Greer noted that while Fang's team looked at mitochondrial DNA and found little evidence of abundant 6mA, they weren't looking under stress conditions. The modifications could be induced under certain biological conditions.
And for samples with low 6mA abundance, it can only provide data on the overall quantity of modifications, and not their specific locations (which it can do for bacteria and unicellular eukaryotes, Fang noted).
Both Greer and Xiao suggested that this debate over 6mA will persist until researchers can map the modifications with single-base resolution. Aside from the absolute levels of 6mA modifications, a major question is whether they're random or not.

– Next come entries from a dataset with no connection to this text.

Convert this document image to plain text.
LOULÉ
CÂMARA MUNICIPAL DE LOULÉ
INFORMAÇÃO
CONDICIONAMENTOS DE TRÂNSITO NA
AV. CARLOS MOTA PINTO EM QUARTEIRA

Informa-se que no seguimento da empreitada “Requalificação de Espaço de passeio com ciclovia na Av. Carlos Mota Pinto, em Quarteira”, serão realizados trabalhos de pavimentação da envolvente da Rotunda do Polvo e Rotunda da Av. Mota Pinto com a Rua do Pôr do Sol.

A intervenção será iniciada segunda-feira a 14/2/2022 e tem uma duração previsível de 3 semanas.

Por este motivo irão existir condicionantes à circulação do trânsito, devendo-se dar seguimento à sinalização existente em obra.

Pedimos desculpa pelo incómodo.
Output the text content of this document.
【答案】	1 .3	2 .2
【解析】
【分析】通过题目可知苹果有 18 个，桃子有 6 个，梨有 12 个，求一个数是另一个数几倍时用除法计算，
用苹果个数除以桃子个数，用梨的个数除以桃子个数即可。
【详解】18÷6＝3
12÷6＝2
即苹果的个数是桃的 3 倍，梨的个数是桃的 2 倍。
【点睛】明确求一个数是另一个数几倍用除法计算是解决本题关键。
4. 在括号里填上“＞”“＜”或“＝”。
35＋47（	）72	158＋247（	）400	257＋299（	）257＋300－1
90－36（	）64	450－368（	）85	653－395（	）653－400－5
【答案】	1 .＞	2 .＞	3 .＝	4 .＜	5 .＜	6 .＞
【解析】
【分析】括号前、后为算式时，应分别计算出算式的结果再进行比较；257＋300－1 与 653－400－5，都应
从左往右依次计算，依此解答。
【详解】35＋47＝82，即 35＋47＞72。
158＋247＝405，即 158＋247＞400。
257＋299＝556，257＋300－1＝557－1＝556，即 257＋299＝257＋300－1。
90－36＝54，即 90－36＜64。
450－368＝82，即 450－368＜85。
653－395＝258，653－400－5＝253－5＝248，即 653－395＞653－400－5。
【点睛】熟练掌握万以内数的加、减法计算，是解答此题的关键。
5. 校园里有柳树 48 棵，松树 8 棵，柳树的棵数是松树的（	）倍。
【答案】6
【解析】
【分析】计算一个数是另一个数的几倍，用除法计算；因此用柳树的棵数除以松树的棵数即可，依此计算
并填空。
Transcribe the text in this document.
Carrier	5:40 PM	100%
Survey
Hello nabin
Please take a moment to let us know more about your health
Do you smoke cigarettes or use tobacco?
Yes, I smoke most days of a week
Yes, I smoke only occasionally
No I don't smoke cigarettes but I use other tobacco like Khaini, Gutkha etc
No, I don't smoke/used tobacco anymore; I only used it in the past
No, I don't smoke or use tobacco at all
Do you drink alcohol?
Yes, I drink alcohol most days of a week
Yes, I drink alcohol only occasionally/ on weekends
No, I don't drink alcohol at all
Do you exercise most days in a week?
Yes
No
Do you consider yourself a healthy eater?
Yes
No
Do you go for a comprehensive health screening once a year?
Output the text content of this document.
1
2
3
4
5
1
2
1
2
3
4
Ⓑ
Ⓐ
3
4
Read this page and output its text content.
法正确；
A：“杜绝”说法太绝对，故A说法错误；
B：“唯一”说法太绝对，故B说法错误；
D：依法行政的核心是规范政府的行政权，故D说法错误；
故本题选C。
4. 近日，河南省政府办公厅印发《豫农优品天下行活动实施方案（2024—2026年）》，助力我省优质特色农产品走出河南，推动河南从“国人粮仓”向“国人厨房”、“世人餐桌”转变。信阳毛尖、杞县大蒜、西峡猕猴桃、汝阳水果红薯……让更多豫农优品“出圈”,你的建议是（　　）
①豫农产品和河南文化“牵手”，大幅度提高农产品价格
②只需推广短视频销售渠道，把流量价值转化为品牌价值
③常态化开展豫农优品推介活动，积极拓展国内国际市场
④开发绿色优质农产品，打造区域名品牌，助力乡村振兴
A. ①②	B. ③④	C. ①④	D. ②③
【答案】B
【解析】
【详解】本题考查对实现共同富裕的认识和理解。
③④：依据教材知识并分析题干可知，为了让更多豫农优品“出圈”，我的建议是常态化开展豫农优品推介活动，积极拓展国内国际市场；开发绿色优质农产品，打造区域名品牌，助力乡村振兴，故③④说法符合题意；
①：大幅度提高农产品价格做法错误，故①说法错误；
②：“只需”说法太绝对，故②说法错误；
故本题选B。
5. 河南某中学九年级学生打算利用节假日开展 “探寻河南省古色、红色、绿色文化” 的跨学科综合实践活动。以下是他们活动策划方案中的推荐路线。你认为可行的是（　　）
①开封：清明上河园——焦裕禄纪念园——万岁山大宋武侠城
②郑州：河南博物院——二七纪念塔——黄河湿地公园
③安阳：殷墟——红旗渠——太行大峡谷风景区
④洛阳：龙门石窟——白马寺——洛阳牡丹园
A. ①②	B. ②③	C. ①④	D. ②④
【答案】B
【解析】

"We don't know where these sites are, if they're scattered through the genome, or concentrated on critical regulatory regions," Xiao said. "Only something equivalent to bisulfite sequencing is going to solve that issue. That's the most critical issue in the field right now."
Thankfully, chemical conversion sample prep methods are arriving. One of the most promising ones, Nitrite-seq, involves a chemical conversion similar to bisulfite sequencing for methylation. Developed by researchers at Canada's York University, it converts all adenines — except 6mA — to guanine using sodium nitrite under acidic conditions. Greer said his lab has conceived of another possible chemistry but has not yet developed it.
Xiao noted that conversion would enable analysis of both single- and double-stranded DNA.
Chemical conversion is "going to help me feel much more confident as to where this base is actually occurring," Greer said.